When does the sum of Lipschitz constants over intervals of length 1 converge?

Question

Given a function $f$ that is Lipschitz-continuous on every unit interval $[i,i+1]$, $i\in\mathbb{Z}$ with some Lipschitz constant $K_i$, what kind of conditions must be met for $$ \sum_{i\in\mathbb{Z}}K_i $$ to converge? In particular I'm thinking of $f$ as a probability density.
This sum seems to converge for most any conventional distribution I can think of: Normal, Exponential, Chi-squared, etc. ... Any density that I can come up with as a counterexample has to pull quite a stunt by having infinitely many, smaller and smaller spikes - rather pathological.
Is there some natural assumption one could state to rule these kinds of behaviors out?

Answer 1

A sufficient condition is that $\int_\mathbb{R} |f'|$ and $\int_\mathbb{R} |f''|$ both converge. Indeed, the Lipschitz constant of a differentiable function is the supremum of its derivative in absolute value.

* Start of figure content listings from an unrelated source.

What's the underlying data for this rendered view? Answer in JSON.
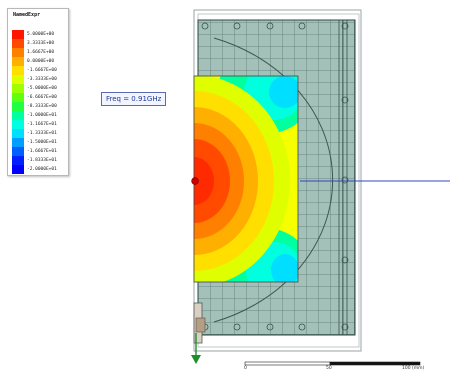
{
  "legend": {
    "title": "NamedExpr",
    "entries": [
      {
        "value": "5.0000E+00",
        "color": "#ff1500"
      },
      {
        "value": "3.3333E+00",
        "color": "#ff4a00"
      },
      {
        "value": "1.6667E+00",
        "color": "#ff7f00"
      },
      {
        "value": "0.0000E+00",
        "color": "#ffaf00"
      },
      {
        "value": "-1.6667E+00",
        "color": "#ffdf00"
      },
      {
        "value": "-3.3333E+00",
        "color": "#dfff00"
      },
      {
        "value": "-5.0000E+00",
        "color": "#9fff00"
      },
      {
        "value": "-6.6667E+00",
        "color": "#5fff10"
      },
      {
        "value": "-8.3333E+00",
        "color": "#20ff40"
      },
      {
        "value": "-1.0000E+01",
        "color": "#00ff9f"
      },
      {
        "value": "-1.1667E+01",
        "color": "#00ffdf"
      },
      {
        "value": "-1.3333E+01",
        "color": "#00dfff"
      },
      {
        "value": "-1.5000E+01",
        "color": "#009fff"
      },
      {
        "value": "-1.6667E+01",
        "color": "#005fff"
      },
      {
        "value": "-1.8333E+01",
        "color": "#0020ff"
      },
      {
        "value": "-2.0000E+01",
        "color": "#0000ff"
      }
    ]
  },
  "freq_label": "Freq = 0.91GHz",
  "scale_bar": {
    "ticks": [
      "0",
      "50",
      "100 (mm)"
    ]
  }
}
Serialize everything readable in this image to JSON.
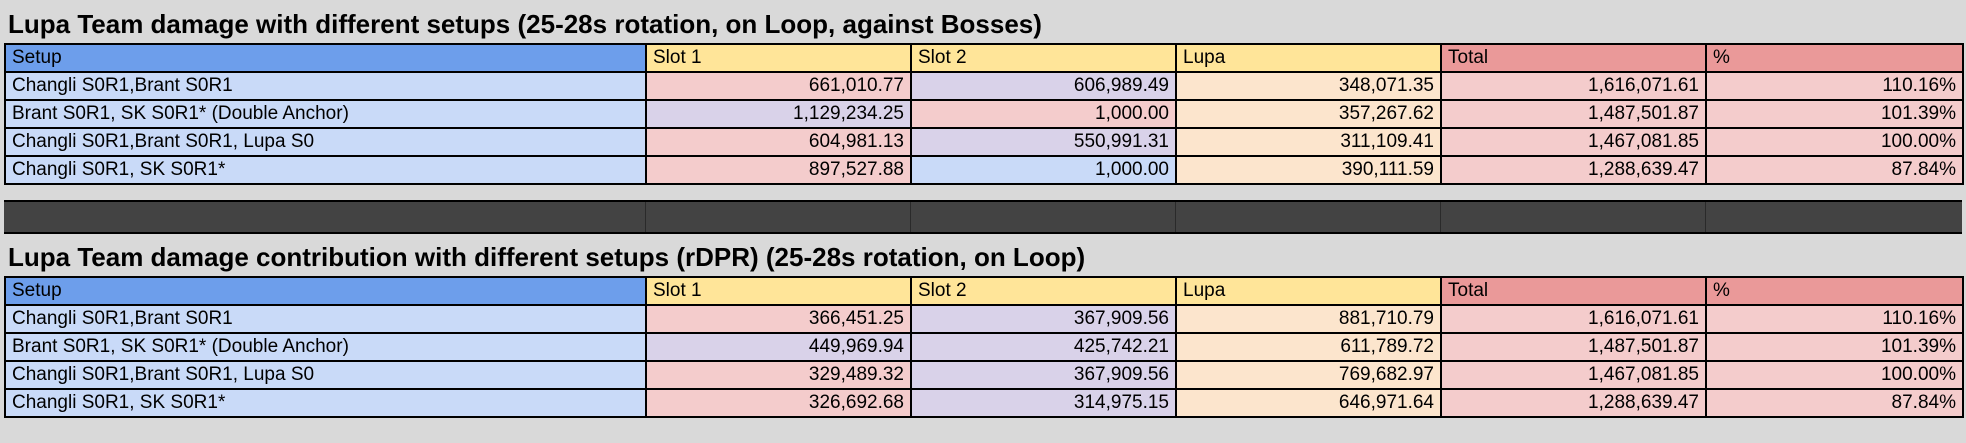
{
  "table1": {
    "title": "Lupa Team damage with different setups (25-28s rotation, on Loop, against Bosses)",
    "headers": [
      "Setup",
      "Slot 1",
      "Slot 2",
      "Lupa",
      "Total",
      "%"
    ],
    "rows": [
      [
        "Changli S0R1,Brant S0R1",
        "661,010.77",
        "606,989.49",
        "348,071.35",
        "1,616,071.61",
        "110.16%"
      ],
      [
        "Brant S0R1, SK S0R1* (Double Anchor)",
        "1,129,234.25",
        "1,000.00",
        "357,267.62",
        "1,487,501.87",
        "101.39%"
      ],
      [
        "Changli S0R1,Brant S0R1, Lupa S0",
        "604,981.13",
        "550,991.31",
        "311,109.41",
        "1,467,081.85",
        "100.00%"
      ],
      [
        "Changli S0R1, SK S0R1*",
        "897,527.88",
        "1,000.00",
        "390,111.59",
        "1,288,639.47",
        "87.84%"
      ]
    ]
  },
  "table2": {
    "title": "Lupa Team damage contribution with different setups (rDPR) (25-28s rotation, on Loop)",
    "headers": [
      "Setup",
      "Slot 1",
      "Slot 2",
      "Lupa",
      "Total",
      "%"
    ],
    "rows": [
      [
        "Changli S0R1,Brant S0R1",
        "366,451.25",
        "367,909.56",
        "881,710.79",
        "1,616,071.61",
        "110.16%"
      ],
      [
        "Brant S0R1, SK S0R1* (Double Anchor)",
        "449,969.94",
        "425,742.21",
        "611,789.72",
        "1,487,501.87",
        "101.39%"
      ],
      [
        "Changli S0R1,Brant S0R1, Lupa S0",
        "329,489.32",
        "367,909.56",
        "769,682.97",
        "1,467,081.85",
        "100.00%"
      ],
      [
        "Changli S0R1, SK S0R1*",
        "326,692.68",
        "314,975.15",
        "646,971.64",
        "1,288,639.47",
        "87.84%"
      ]
    ]
  },
  "colors": {
    "header_setup": "#6d9eeb",
    "header_slot": "#ffe599",
    "header_total": "#ea9999",
    "setup_cell": "#c9daf8",
    "slot1_cell": "#f4cccc",
    "slot2_cell": "#d9d2e9",
    "lupa_cell": "#fce5cd",
    "total_cell": "#f4cccc",
    "separator_band": "#434343",
    "background": "#d9d9d9"
  }
}
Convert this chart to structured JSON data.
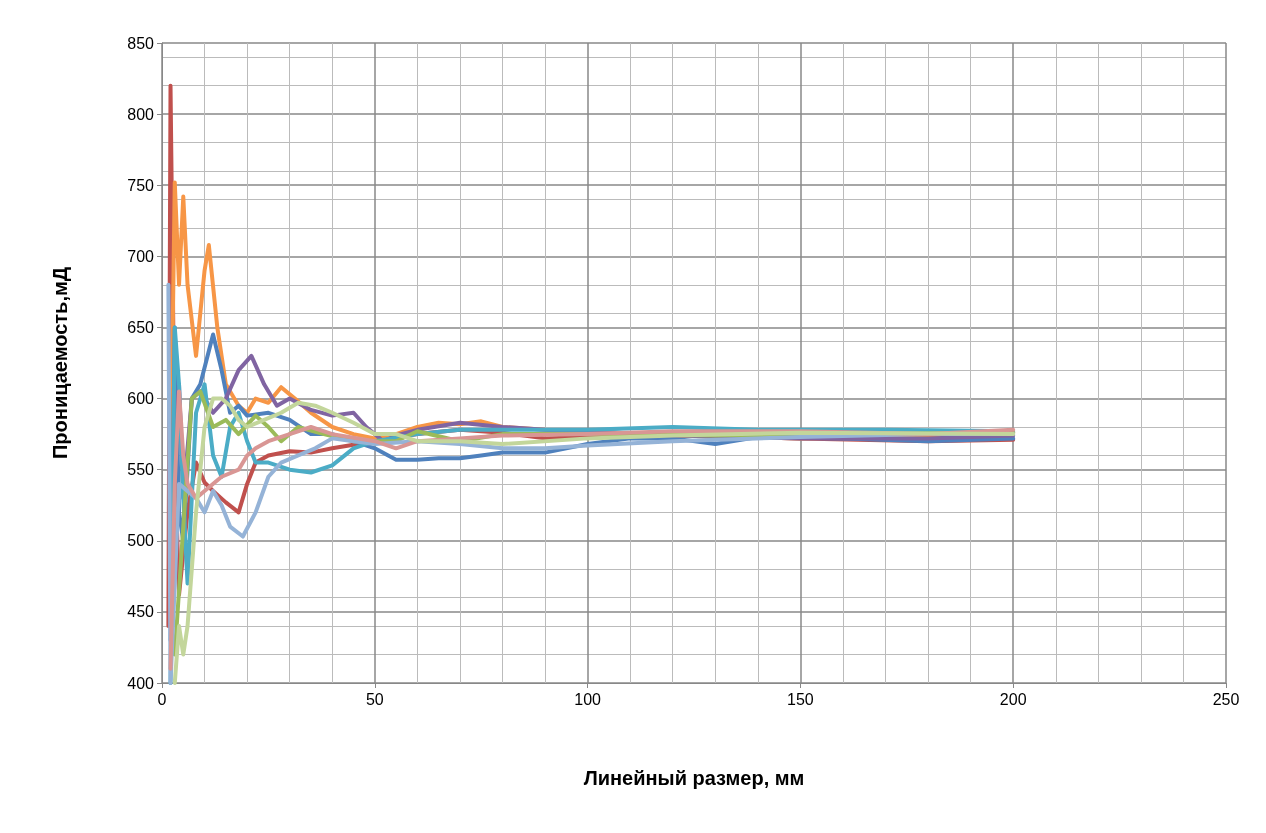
{
  "chart_data": {
    "type": "line",
    "xlabel": "Линейный размер, мм",
    "ylabel": "Проницаемость,мД",
    "xlim": [
      0,
      250
    ],
    "xticks": [
      0,
      50,
      100,
      150,
      200,
      250
    ],
    "ylim": [
      400,
      850
    ],
    "yticks": [
      400,
      450,
      500,
      550,
      600,
      650,
      700,
      750,
      800,
      850
    ],
    "grid": true,
    "marker": "none",
    "line_style": "solid",
    "series": [
      {
        "color": "#c0504d",
        "x": [
          1.5,
          2,
          3,
          4,
          6,
          8,
          10,
          12,
          15,
          18,
          20,
          22,
          25,
          30,
          35,
          40,
          50,
          60,
          70,
          80,
          90,
          100,
          120,
          150,
          180,
          200
        ],
        "values": [
          440,
          820,
          560,
          462,
          520,
          555,
          541,
          535,
          527,
          520,
          540,
          555,
          560,
          563,
          562,
          565,
          570,
          575,
          578,
          576,
          572,
          573,
          574,
          572,
          570,
          571
        ]
      },
      {
        "color": "#f79646",
        "x": [
          2,
          3,
          4,
          5,
          6,
          8,
          10,
          11,
          13,
          15,
          18,
          20,
          22,
          25,
          28,
          32,
          35,
          40,
          45,
          50,
          55,
          60,
          65,
          70,
          75,
          80,
          90,
          100,
          120,
          150,
          170,
          200
        ],
        "values": [
          537,
          752,
          680,
          742,
          680,
          630,
          690,
          708,
          650,
          610,
          595,
          590,
          600,
          597,
          608,
          598,
          590,
          580,
          575,
          572,
          575,
          580,
          583,
          582,
          584,
          580,
          578,
          577,
          574,
          572,
          573,
          576
        ]
      },
      {
        "color": "#4f81bd",
        "x": [
          2,
          3,
          4,
          5,
          7,
          9,
          12,
          14,
          16,
          18,
          20,
          25,
          30,
          35,
          40,
          45,
          50,
          55,
          60,
          65,
          70,
          75,
          80,
          90,
          100,
          110,
          120,
          130,
          140,
          160,
          180,
          200
        ],
        "values": [
          430,
          650,
          520,
          500,
          600,
          610,
          645,
          620,
          590,
          595,
          588,
          590,
          585,
          575,
          575,
          570,
          565,
          557,
          557,
          558,
          558,
          560,
          562,
          562,
          568,
          572,
          572,
          568,
          573,
          572,
          570,
          572
        ]
      },
      {
        "color": "#8064a2",
        "x": [
          2,
          3,
          4,
          5,
          7,
          9,
          12,
          15,
          18,
          21,
          24,
          27,
          30,
          35,
          40,
          45,
          48,
          52,
          55,
          60,
          70,
          80,
          90,
          100,
          120,
          150,
          180,
          200
        ],
        "values": [
          440,
          560,
          610,
          530,
          600,
          605,
          590,
          600,
          620,
          630,
          610,
          595,
          600,
          592,
          588,
          590,
          580,
          570,
          574,
          578,
          583,
          580,
          578,
          577,
          574,
          572,
          572,
          574
        ]
      },
      {
        "color": "#4bacc6",
        "x": [
          2,
          3,
          4,
          5,
          6,
          8,
          10,
          12,
          14,
          16,
          18,
          20,
          22,
          25,
          30,
          35,
          40,
          45,
          50,
          60,
          70,
          80,
          100,
          120,
          140,
          170,
          200
        ],
        "values": [
          400,
          650,
          610,
          530,
          470,
          590,
          610,
          560,
          545,
          580,
          590,
          570,
          555,
          555,
          550,
          548,
          553,
          565,
          570,
          575,
          578,
          578,
          578,
          580,
          578,
          578,
          577
        ]
      },
      {
        "color": "#9bbb59",
        "x": [
          3,
          5,
          7,
          9,
          12,
          15,
          18,
          22,
          25,
          28,
          32,
          38,
          45,
          55,
          60,
          70,
          80,
          100,
          130,
          160,
          200
        ],
        "values": [
          420,
          510,
          600,
          605,
          580,
          585,
          575,
          588,
          580,
          570,
          580,
          575,
          570,
          570,
          577,
          570,
          575,
          575,
          574,
          575,
          576
        ]
      },
      {
        "color": "#95b3d7",
        "x": [
          1.5,
          2,
          4,
          8,
          10,
          12,
          14,
          16,
          19,
          22,
          25,
          28,
          32,
          36,
          40,
          45,
          50,
          60,
          70,
          80,
          90,
          100,
          120,
          150,
          180,
          200
        ],
        "values": [
          680,
          400,
          540,
          530,
          520,
          535,
          525,
          510,
          503,
          520,
          545,
          555,
          560,
          565,
          572,
          570,
          568,
          570,
          568,
          565,
          565,
          567,
          570,
          573,
          575,
          575
        ]
      },
      {
        "color": "#d99694",
        "x": [
          2,
          3,
          4,
          5,
          6,
          8,
          10,
          14,
          18,
          20,
          22,
          25,
          30,
          35,
          40,
          50,
          55,
          60,
          70,
          80,
          100,
          120,
          150,
          180,
          200
        ],
        "values": [
          410,
          540,
          605,
          560,
          540,
          530,
          535,
          545,
          550,
          560,
          565,
          570,
          575,
          580,
          575,
          570,
          565,
          570,
          572,
          574,
          575,
          577,
          577,
          575,
          578
        ]
      },
      {
        "color": "#c3d69b",
        "x": [
          3,
          4,
          5,
          6,
          8,
          10,
          12,
          14,
          16,
          18,
          20,
          24,
          28,
          32,
          36,
          40,
          45,
          50,
          55,
          60,
          70,
          80,
          100,
          120,
          150,
          200
        ],
        "values": [
          400,
          440,
          420,
          440,
          520,
          580,
          600,
          600,
          595,
          585,
          580,
          585,
          590,
          597,
          595,
          590,
          583,
          575,
          575,
          570,
          570,
          568,
          572,
          574,
          576,
          575
        ]
      }
    ]
  }
}
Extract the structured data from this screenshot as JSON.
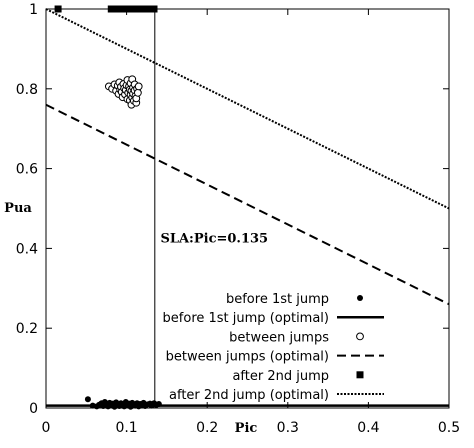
{
  "chart_data": {
    "type": "scatter",
    "title": "",
    "xlabel": "Pic",
    "ylabel": "Pua",
    "xlim": [
      0,
      0.5
    ],
    "ylim": [
      0,
      1
    ],
    "x_ticks": [
      {
        "v": 0,
        "label": "0"
      },
      {
        "v": 0.1,
        "label": "0.1"
      },
      {
        "v": 0.2,
        "label": "0.2"
      },
      {
        "v": 0.3,
        "label": "0.3"
      },
      {
        "v": 0.4,
        "label": "0.4"
      },
      {
        "v": 0.5,
        "label": "0.5"
      }
    ],
    "y_ticks": [
      {
        "v": 0,
        "label": "0"
      },
      {
        "v": 0.2,
        "label": "0.2"
      },
      {
        "v": 0.4,
        "label": "0.4"
      },
      {
        "v": 0.6,
        "label": "0.6"
      },
      {
        "v": 0.8,
        "label": "0.8"
      },
      {
        "v": 1,
        "label": "1"
      }
    ],
    "grid": false,
    "legend_position": "bottom-right",
    "annotation": "SLA:Pic=0.135",
    "vline": {
      "x": 0.135
    },
    "series": [
      {
        "name": "before 1st jump",
        "kind": "points",
        "marker": "filled-circle",
        "points": [
          [
            0.052,
            0.022
          ],
          [
            0.058,
            0.006
          ],
          [
            0.063,
            0.004
          ],
          [
            0.066,
            0.008
          ],
          [
            0.069,
            0.012
          ],
          [
            0.071,
            0.005
          ],
          [
            0.073,
            0.015
          ],
          [
            0.075,
            0.009
          ],
          [
            0.077,
            0.004
          ],
          [
            0.079,
            0.013
          ],
          [
            0.081,
            0.007
          ],
          [
            0.083,
            0.011
          ],
          [
            0.085,
            0.003
          ],
          [
            0.087,
            0.014
          ],
          [
            0.089,
            0.008
          ],
          [
            0.091,
            0.005
          ],
          [
            0.093,
            0.012
          ],
          [
            0.095,
            0.009
          ],
          [
            0.097,
            0.004
          ],
          [
            0.099,
            0.015
          ],
          [
            0.101,
            0.007
          ],
          [
            0.103,
            0.011
          ],
          [
            0.105,
            0.003
          ],
          [
            0.107,
            0.013
          ],
          [
            0.109,
            0.009
          ],
          [
            0.111,
            0.006
          ],
          [
            0.113,
            0.012
          ],
          [
            0.115,
            0.004
          ],
          [
            0.117,
            0.01
          ],
          [
            0.119,
            0.008
          ],
          [
            0.121,
            0.013
          ],
          [
            0.123,
            0.005
          ],
          [
            0.126,
            0.009
          ],
          [
            0.129,
            0.011
          ],
          [
            0.131,
            0.006
          ],
          [
            0.134,
            0.012
          ],
          [
            0.137,
            0.008
          ],
          [
            0.14,
            0.01
          ]
        ]
      },
      {
        "name": "before 1st jump (optimal)",
        "kind": "line",
        "style": "solid",
        "points": [
          [
            0,
            0.006
          ],
          [
            0.5,
            0.006
          ]
        ]
      },
      {
        "name": "between jumps",
        "kind": "points",
        "marker": "open-circle",
        "points": [
          [
            0.078,
            0.806
          ],
          [
            0.082,
            0.8
          ],
          [
            0.085,
            0.811
          ],
          [
            0.087,
            0.795
          ],
          [
            0.089,
            0.808
          ],
          [
            0.09,
            0.787
          ],
          [
            0.091,
            0.816
          ],
          [
            0.092,
            0.798
          ],
          [
            0.093,
            0.805
          ],
          [
            0.094,
            0.792
          ],
          [
            0.095,
            0.779
          ],
          [
            0.096,
            0.812
          ],
          [
            0.097,
            0.801
          ],
          [
            0.098,
            0.786
          ],
          [
            0.099,
            0.797
          ],
          [
            0.1,
            0.809
          ],
          [
            0.101,
            0.774
          ],
          [
            0.101,
            0.822
          ],
          [
            0.102,
            0.79
          ],
          [
            0.103,
            0.806
          ],
          [
            0.104,
            0.771
          ],
          [
            0.104,
            0.798
          ],
          [
            0.105,
            0.785
          ],
          [
            0.105,
            0.814
          ],
          [
            0.106,
            0.76
          ],
          [
            0.106,
            0.795
          ],
          [
            0.107,
            0.778
          ],
          [
            0.107,
            0.824
          ],
          [
            0.108,
            0.803
          ],
          [
            0.108,
            0.788
          ],
          [
            0.109,
            0.77
          ],
          [
            0.11,
            0.811
          ],
          [
            0.11,
            0.796
          ],
          [
            0.111,
            0.782
          ],
          [
            0.112,
            0.765
          ],
          [
            0.112,
            0.776
          ],
          [
            0.113,
            0.8
          ],
          [
            0.114,
            0.79
          ],
          [
            0.115,
            0.806
          ]
        ]
      },
      {
        "name": "between jumps (optimal)",
        "kind": "line",
        "style": "dashed",
        "points": [
          [
            0,
            0.76
          ],
          [
            0.5,
            0.26
          ]
        ]
      },
      {
        "name": "after 2nd jump",
        "kind": "points",
        "marker": "filled-square",
        "points": [
          [
            0.015,
            1.0
          ],
          [
            0.081,
            1.0
          ],
          [
            0.087,
            1.0
          ],
          [
            0.093,
            1.0
          ],
          [
            0.099,
            1.0
          ],
          [
            0.105,
            1.0
          ],
          [
            0.111,
            1.0
          ],
          [
            0.117,
            1.0
          ],
          [
            0.123,
            1.0
          ],
          [
            0.129,
            1.0
          ],
          [
            0.134,
            1.0
          ]
        ]
      },
      {
        "name": "after 2nd jump (optimal)",
        "kind": "line",
        "style": "dotted",
        "points": [
          [
            0,
            1.0
          ],
          [
            0.5,
            0.5
          ]
        ]
      }
    ]
  }
}
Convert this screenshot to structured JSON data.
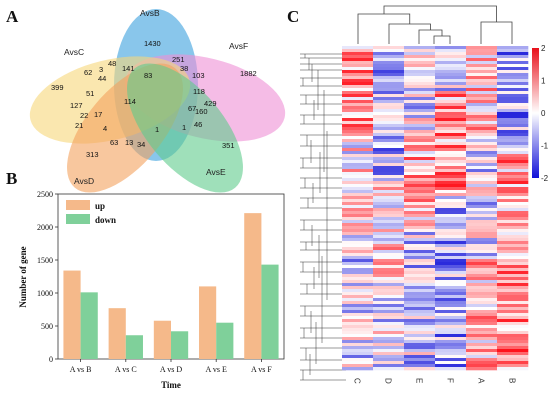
{
  "panels": {
    "a": "A",
    "b": "B",
    "c": "C"
  },
  "venn": {
    "sets": [
      {
        "name": "AvsB",
        "color": "#4aa8e0"
      },
      {
        "name": "AvsC",
        "color": "#f6d77a"
      },
      {
        "name": "AvsD",
        "color": "#f4a25e"
      },
      {
        "name": "AvsE",
        "color": "#5fcb8c"
      },
      {
        "name": "AvsF",
        "color": "#ef8fd6"
      }
    ],
    "numbers": [
      "1430",
      "1882",
      "399",
      "313",
      "351",
      "251",
      "62",
      "3",
      "48",
      "38",
      "103",
      "141",
      "83",
      "44",
      "51",
      "118",
      "114",
      "127",
      "67",
      "429",
      "22",
      "17",
      "160",
      "21",
      "4",
      "1",
      "1",
      "46",
      "63",
      "13",
      "34"
    ]
  },
  "chart_data": [
    {
      "type": "bar",
      "xlabel": "Time",
      "ylabel": "Number of gene",
      "ylim": [
        0,
        2500
      ],
      "yticks": [
        0,
        500,
        1000,
        1500,
        2000,
        2500
      ],
      "categories": [
        "A vs B",
        "A vs C",
        "A vs D",
        "A vs E",
        "A vs F"
      ],
      "series": [
        {
          "name": "up",
          "color": "#f5b98a",
          "values": [
            1340,
            770,
            580,
            1100,
            2210
          ]
        },
        {
          "name": "down",
          "color": "#7fd09a",
          "values": [
            1010,
            360,
            420,
            550,
            1430
          ]
        }
      ],
      "legend": "top-left",
      "grid": false
    },
    {
      "type": "heatmap",
      "columns": [
        "C",
        "D",
        "E",
        "F",
        "A",
        "B"
      ],
      "colorbar": {
        "min": -2,
        "max": 2,
        "ticks": [
          "2",
          "1",
          "0",
          "-1",
          "-2"
        ],
        "colors": [
          "#1010d8",
          "#ffffff",
          "#e8101a"
        ]
      },
      "rows_dendrogram": true,
      "cols_dendrogram": true
    }
  ]
}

Note that $$ |f'(a)-f'(b)|\le \int_{i}^{ i+1} |f''|\quad \forall a, b \in [i, i+1] $$ and that there exists $x\in [i, i+1]$ such that $f'(x) = \int_{i}^{i+1} f'(t)\,dt$. Combining these, we get $$ \sup_{[i, i+1]} |f'| \le \left|\int_{i}^{i+1} f'(t)\,dt \right| + \int_{i}^{ i+1} |f''(t)|\,dt \le \int_{i}^{ i+1}(|f'(t)|+ |f''(t)|)\,dt $$ as claimed.

A non-artificial density function satisfies the above, because $f$ tends to $0$ and both $f'$ and $f''$ have constant sign at infinity (they don't oscillate like a trigonometric function). These properties imply the convergence of both $\int f'$ and $\int f''$.